Ein ganz normales FPÖ-Bezirksfest in Wien.
Nach ein paar Stunden stellt sich ein junger Mann mit Steppjacke
unvermittelt zu den Gesprächen dazu, misstrauisch schaut er auf den Block.
Dann flüstert er den Ansprechpartnern ins Ohr, dass sie aufhören sollen,
mit der Presse zu sprechen. Wenn er von diesen angemault wird, dass man
sich nicht den Mund verbieten lässt, schleicht er sich vorsichtig zurück
mit den Worten „Ich gebe nur weiter, was die Bezirksvertretung sagt“, und
schaut auf eine ältere Dame. Verraten von ihrem Botschafter, vermeidet sie
jeden Blickkontakt und versteckt sich im Getümmel.
Kurz nach 15 Uhr stellt sich eine junge Frau mit langen braunen Haaren,
dunkelblauem Sakko und lehmfarbenen Ballerinas an einem Stehtisch vor die
Bühne.
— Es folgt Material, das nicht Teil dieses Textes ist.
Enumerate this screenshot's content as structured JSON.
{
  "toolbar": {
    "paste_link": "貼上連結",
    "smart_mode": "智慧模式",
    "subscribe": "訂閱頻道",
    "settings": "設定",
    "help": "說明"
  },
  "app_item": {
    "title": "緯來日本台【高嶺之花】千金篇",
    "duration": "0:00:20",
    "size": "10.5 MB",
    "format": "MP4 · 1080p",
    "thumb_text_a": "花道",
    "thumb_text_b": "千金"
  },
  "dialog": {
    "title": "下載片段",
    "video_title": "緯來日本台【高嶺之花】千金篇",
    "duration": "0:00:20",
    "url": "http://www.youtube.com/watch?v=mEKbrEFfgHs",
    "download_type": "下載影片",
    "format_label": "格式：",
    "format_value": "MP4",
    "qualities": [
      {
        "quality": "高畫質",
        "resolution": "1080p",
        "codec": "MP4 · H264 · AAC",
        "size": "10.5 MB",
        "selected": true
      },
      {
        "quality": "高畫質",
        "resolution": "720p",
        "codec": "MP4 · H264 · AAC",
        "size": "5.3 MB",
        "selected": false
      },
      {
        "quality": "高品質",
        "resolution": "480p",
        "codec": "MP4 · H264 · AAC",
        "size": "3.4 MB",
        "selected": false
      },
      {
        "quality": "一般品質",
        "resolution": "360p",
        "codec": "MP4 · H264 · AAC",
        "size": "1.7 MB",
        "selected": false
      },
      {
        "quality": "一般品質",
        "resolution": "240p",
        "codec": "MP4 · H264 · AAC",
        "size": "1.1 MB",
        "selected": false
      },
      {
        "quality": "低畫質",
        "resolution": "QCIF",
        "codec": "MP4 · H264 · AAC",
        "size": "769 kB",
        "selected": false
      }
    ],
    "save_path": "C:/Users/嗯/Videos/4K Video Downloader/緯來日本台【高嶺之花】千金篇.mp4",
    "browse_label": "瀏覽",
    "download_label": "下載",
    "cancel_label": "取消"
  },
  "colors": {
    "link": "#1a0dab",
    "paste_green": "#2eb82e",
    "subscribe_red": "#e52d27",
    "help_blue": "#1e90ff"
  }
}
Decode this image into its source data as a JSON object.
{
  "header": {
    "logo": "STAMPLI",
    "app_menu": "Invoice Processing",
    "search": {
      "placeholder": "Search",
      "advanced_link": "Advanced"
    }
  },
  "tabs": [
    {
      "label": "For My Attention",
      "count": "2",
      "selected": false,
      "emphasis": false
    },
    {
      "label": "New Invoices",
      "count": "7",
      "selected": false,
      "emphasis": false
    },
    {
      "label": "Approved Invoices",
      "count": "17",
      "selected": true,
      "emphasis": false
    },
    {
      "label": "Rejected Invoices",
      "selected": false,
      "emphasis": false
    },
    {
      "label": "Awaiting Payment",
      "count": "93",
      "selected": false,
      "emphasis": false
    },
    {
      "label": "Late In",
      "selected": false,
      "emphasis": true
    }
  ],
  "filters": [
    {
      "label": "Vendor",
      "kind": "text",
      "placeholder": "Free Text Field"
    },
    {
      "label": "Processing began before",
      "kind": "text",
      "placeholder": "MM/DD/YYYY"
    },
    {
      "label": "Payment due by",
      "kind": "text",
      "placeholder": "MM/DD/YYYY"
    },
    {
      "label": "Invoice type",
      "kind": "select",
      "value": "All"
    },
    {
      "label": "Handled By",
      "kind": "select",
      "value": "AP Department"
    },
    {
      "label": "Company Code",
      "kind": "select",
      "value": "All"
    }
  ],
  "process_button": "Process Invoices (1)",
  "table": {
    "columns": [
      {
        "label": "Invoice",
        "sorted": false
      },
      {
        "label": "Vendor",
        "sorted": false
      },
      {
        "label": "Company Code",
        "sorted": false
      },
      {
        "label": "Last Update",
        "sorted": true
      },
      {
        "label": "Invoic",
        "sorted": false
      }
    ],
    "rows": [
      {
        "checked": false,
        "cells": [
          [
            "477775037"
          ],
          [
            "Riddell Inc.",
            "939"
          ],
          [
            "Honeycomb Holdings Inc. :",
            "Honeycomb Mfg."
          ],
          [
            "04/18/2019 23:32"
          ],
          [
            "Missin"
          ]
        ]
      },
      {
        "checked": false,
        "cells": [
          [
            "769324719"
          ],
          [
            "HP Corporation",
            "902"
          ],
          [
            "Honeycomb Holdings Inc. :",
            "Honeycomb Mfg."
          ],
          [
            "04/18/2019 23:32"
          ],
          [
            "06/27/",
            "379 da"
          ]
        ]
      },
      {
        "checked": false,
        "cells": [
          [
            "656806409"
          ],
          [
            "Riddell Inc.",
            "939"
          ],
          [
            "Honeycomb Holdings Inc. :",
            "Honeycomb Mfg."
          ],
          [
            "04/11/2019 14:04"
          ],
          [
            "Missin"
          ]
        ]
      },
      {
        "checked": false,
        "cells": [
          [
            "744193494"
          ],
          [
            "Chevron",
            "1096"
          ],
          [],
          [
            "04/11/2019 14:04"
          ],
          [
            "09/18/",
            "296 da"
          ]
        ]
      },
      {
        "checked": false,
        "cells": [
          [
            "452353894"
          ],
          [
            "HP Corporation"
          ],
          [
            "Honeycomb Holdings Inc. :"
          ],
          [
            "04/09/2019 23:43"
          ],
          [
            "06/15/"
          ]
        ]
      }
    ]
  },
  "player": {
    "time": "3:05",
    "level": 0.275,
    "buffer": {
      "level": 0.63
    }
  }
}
Es ist Petra Steger, die Tochter des einstigen FPÖ-Parteichefs
Norbert Steger. Abgekämpft sieht sie aus. Bis vor einer Stunde war die
ehemalige Basketballspielerin bei einem Parteifest im 16. Bezirk. Wenige
sind gekommen, die Stimmung war angespannt, heißt es aus ihrer Entourage.
Hier am Wallensteinplatz sind es immerhin knapp 100 Leute. Hier lohnt es
sich, Wahlkampf zu machen. Petra Steger kandiert für einen Sitz im
EU-Parlament. Hinter der Veröffentlichung des Videos sieht sie ominöse
Machenschaften. „Sie haben sich gefürchtet vor uns.“ „Sie haben uns in
dieser Regierung verhindert, aber sie werden nicht verhindern, dass wir bei
der EU-Wahl Erfolg haben werden.“ Wer „sie“ sind, sagt Steger bei ihrem
Auftritt am Wallensteinplatz nicht. Die Menge hört ihr gebannt zu.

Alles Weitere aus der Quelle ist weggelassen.